On the day of the appointment, I felt nervous and unsure of how things would go. I signed in about five minutes before my scheduled time. Once I signed in, I was able to wait for my session to start and test my computer to make sure all the parts were working correctly. My computer’s internet connection, microphone, video camera and speakers were all I needed for the session. It’s good to check all of these things ahead of time to limit any technical problems you could have.
Ultimately, the meeting was very productive, and we were able to cover a lot of topics. I didn’t feel that anything was lost by having the session remotely. I kept waiting for something to feel “off” during the conversation, and that feeling never came. I even had to ask my counselor to wait one moment when my dog, Kiko, started barking at the postman, and I paused a few seconds to give my daughter a hug and kiss before her nap. None of that was part of my original plans. My counselor waited, and what I thought would cause a problem just ended up not being one. I realized that even though things popped up during session that never would have happened in her office, it was okay, and we worked around them.
Overall, the session was productive and very helpful for me. I realized after the meeting that many things have been weighing heavily on me with everything going on in the world right now, from COVID-19 and racism, to hate crimes and sheltering in place. I felt relieved that accessing my counselor was easy and convenient, even if my dog wanted to speak up, too. I was happy that I could complete everything through a portal and not have to step into an office during this time. While this isn’t my preferred method of seeking mental health services, it is the best option right now.

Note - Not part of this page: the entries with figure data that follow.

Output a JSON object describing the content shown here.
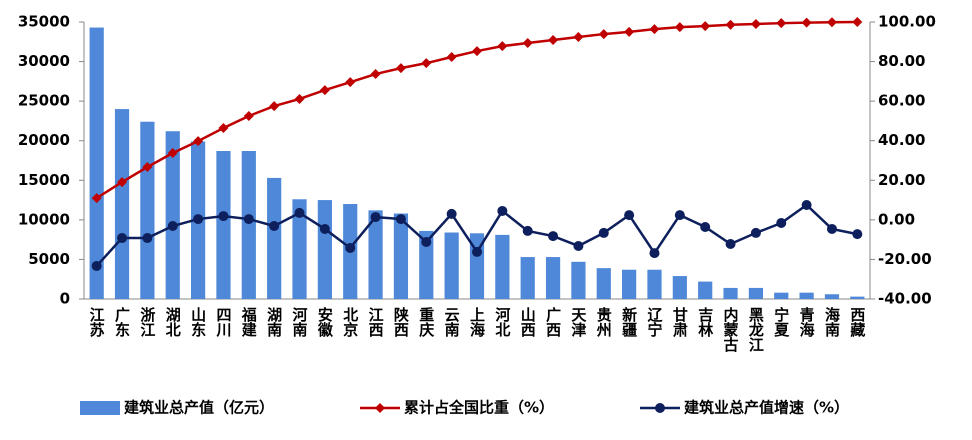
{
  "chart_data": {
    "type": "bar",
    "categories": [
      "江苏",
      "广东",
      "浙江",
      "湖北",
      "山东",
      "四川",
      "福建",
      "湖南",
      "河南",
      "安徽",
      "北京",
      "江西",
      "陕西",
      "重庆",
      "云南",
      "上海",
      "河北",
      "山西",
      "广西",
      "天津",
      "贵州",
      "新疆",
      "辽宁",
      "甘肃",
      "吉林",
      "内蒙古",
      "黑龙江",
      "宁夏",
      "青海",
      "海南",
      "西藏"
    ],
    "series": [
      {
        "name": "建筑业总产值（亿元）",
        "type": "bar",
        "color": "#4f88d8",
        "values": [
          34300,
          24000,
          22400,
          21200,
          19900,
          18700,
          18700,
          15300,
          12600,
          12500,
          12000,
          11200,
          10800,
          8600,
          8400,
          8300,
          8100,
          5300,
          5300,
          4700,
          3900,
          3700,
          3700,
          2900,
          2200,
          1400,
          1400,
          800,
          800,
          600,
          300
        ]
      },
      {
        "name": "累计占全国比重（%）",
        "type": "line",
        "axis": "y2",
        "color": "#c00000",
        "marker": "diamond",
        "values": [
          11.0,
          19.1,
          26.7,
          33.8,
          39.8,
          46.4,
          52.5,
          57.5,
          61.1,
          65.6,
          69.6,
          73.7,
          76.7,
          79.2,
          82.3,
          85.3,
          87.8,
          89.4,
          90.9,
          92.4,
          93.9,
          95.0,
          96.4,
          97.4,
          97.9,
          98.6,
          99.0,
          99.4,
          99.7,
          99.9,
          100
        ]
      },
      {
        "name": "建筑业总产值增速（%）",
        "type": "line",
        "axis": "y2",
        "color": "#0d1f5c",
        "marker": "circle",
        "values": [
          -23.3,
          -9.2,
          -9.2,
          -3.1,
          0.4,
          1.9,
          0.4,
          -3.1,
          3.5,
          -4.6,
          -14.2,
          1.4,
          0.4,
          -11.2,
          3.0,
          -16.2,
          4.5,
          -5.6,
          -8.2,
          -13.2,
          -6.6,
          2.4,
          -16.8,
          2.4,
          -3.6,
          -12.2,
          -6.6,
          -1.6,
          7.5,
          -4.6,
          -7.2
        ]
      }
    ],
    "ylim": [
      0,
      35000
    ],
    "yticks": [
      0,
      5000,
      10000,
      15000,
      20000,
      25000,
      30000,
      35000
    ],
    "y2lim": [
      -40,
      100
    ],
    "y2ticks": [
      {
        "value": -40,
        "label": "-40.00"
      },
      {
        "value": -20,
        "label": "-20.00"
      },
      {
        "value": 0,
        "label": "0.00"
      },
      {
        "value": 20,
        "label": "20.00"
      },
      {
        "value": 40,
        "label": "40.00"
      },
      {
        "value": 60,
        "label": "60.00"
      },
      {
        "value": 80,
        "label": "80.00"
      },
      {
        "value": 100,
        "label": "100.00"
      }
    ],
    "grid": false,
    "legend": "bottom"
  }
}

I hope sharing my personal experience with telemedicine for the first time helps more people reach out and use these new types of services. I would like to see this form of access become a permanent option for people even after COVID-19 has passed. These are uncertain times, but you can get help, whether that is over the phone, through text messaging, or video calling. Mental health services ARE available without ever having to leave your home.